Letter to the Editor: Neighborhoods’ Pollution Burden

The Chicago Tribune published a Letter to the Editor by LWV Chicago President Jane Ruby on April 15 arguing in favor of the Hazel M. Johnson Cumulative Impacts Ordinance. Read the letter below!


Neighborhoods’ pollution burden

Chicago likes to think of itself as a city of neighborhoods. But for too many years, some neighborhoods have been asked to carry burdens that others never would: more pollution, more industrial traffic and emissions, more environmental health risks. Thankfully, Chicago’s City Council has an opportunity to take a meaningful step toward correcting these long-standing inequities. All they have to do is pass the Hazel M. Johnson Cumulative Impacts Ordinance.

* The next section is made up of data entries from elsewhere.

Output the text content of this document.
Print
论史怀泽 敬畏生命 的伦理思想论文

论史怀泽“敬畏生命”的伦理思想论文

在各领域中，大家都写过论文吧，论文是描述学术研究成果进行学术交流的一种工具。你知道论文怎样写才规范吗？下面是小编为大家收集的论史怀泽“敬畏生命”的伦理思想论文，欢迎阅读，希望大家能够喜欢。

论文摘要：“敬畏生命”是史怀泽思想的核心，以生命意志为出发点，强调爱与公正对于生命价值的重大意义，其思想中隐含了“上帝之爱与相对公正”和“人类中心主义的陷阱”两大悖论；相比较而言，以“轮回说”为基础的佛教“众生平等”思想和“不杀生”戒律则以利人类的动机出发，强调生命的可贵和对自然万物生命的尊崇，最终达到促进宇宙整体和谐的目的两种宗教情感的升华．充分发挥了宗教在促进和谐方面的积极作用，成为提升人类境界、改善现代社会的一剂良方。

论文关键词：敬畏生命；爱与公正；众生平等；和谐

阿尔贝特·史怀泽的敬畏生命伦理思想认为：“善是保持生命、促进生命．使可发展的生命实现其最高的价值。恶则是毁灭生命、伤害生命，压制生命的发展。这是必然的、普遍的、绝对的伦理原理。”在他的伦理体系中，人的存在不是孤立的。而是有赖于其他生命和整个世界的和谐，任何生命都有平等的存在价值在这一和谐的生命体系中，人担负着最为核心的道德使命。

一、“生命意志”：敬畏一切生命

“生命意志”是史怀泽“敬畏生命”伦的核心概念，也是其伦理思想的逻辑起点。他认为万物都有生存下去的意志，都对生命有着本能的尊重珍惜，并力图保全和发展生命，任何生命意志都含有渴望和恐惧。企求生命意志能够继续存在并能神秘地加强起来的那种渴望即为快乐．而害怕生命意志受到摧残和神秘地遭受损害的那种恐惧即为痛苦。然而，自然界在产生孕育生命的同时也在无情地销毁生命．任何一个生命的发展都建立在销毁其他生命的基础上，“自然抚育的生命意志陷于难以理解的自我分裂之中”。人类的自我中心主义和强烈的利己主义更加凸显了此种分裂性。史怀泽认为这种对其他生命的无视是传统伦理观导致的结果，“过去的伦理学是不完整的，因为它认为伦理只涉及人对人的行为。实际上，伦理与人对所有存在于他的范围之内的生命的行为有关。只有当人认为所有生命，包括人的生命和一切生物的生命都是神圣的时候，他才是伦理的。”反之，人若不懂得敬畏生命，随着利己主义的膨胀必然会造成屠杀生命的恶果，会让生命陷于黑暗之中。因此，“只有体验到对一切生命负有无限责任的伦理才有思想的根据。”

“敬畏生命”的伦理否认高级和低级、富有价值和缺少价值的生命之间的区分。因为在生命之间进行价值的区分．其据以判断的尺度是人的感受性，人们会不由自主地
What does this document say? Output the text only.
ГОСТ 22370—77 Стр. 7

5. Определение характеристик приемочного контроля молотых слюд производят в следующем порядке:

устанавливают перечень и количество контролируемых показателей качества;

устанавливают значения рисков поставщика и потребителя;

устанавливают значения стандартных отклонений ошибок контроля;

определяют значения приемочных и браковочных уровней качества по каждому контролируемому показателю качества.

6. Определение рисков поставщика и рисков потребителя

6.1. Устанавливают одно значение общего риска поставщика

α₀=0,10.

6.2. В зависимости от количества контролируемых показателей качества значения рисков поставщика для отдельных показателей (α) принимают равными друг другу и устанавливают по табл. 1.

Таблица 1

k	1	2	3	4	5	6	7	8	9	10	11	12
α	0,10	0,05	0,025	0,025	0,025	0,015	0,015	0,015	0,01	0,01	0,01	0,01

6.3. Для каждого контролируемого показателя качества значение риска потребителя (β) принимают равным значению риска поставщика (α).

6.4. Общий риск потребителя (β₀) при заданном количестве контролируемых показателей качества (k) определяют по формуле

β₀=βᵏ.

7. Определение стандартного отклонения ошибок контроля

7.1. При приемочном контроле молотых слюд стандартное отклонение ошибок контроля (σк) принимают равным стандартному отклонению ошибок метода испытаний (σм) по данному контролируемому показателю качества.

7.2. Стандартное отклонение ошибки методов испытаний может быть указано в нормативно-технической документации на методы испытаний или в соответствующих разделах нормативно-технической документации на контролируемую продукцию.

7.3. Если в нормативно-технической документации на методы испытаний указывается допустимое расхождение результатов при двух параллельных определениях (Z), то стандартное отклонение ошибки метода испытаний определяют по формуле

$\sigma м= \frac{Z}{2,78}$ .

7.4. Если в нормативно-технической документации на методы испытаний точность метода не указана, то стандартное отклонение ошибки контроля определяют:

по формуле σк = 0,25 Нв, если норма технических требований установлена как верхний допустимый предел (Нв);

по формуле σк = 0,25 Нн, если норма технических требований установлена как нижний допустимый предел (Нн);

Hazel Johnson, the great Chicago organizer remembered as the mother of environmental justice, believed that where you live should not determine how much environmental harm your family is expected to bear. She spent a lifetime fighting to expose the unfair reality of environmental impact, how polluting land uses were concentrated overwhelmingly in Black and Latino communities. These communities, underrepresented in and underserved by city government, have too often been treated as an afterthought in decisions that affect their health, safety and quality of life.

Johnson’s legacy calls on us to take meaningful action to correct these profound inequities. This ordinance would help Chicago do exactly that.

The ordinance would require that the city evaluate proposed industrial developments in light of the cumulative environmental and public health burdens neighborhoods already carry, rather than reviewing each project in isolation. It would also strengthen transparency, expand community input and ensure that major industrial proposals receive closer scrutiny before they move forward.

This ordinance is not about impeding economic development, but rather ensuring responsible development. Chicago has already seen the consequences of getting this wrong. The city now has a golden opportunity to learn from past failures by adopting a fairer, more accountable standard.

At its most fundamental level, democracy is about people having a real voice in decisions that shape their lives. This ordinance would give people that voice.

I encourage every member of the City Council to answer the call to make Chicago’s democracy stronger.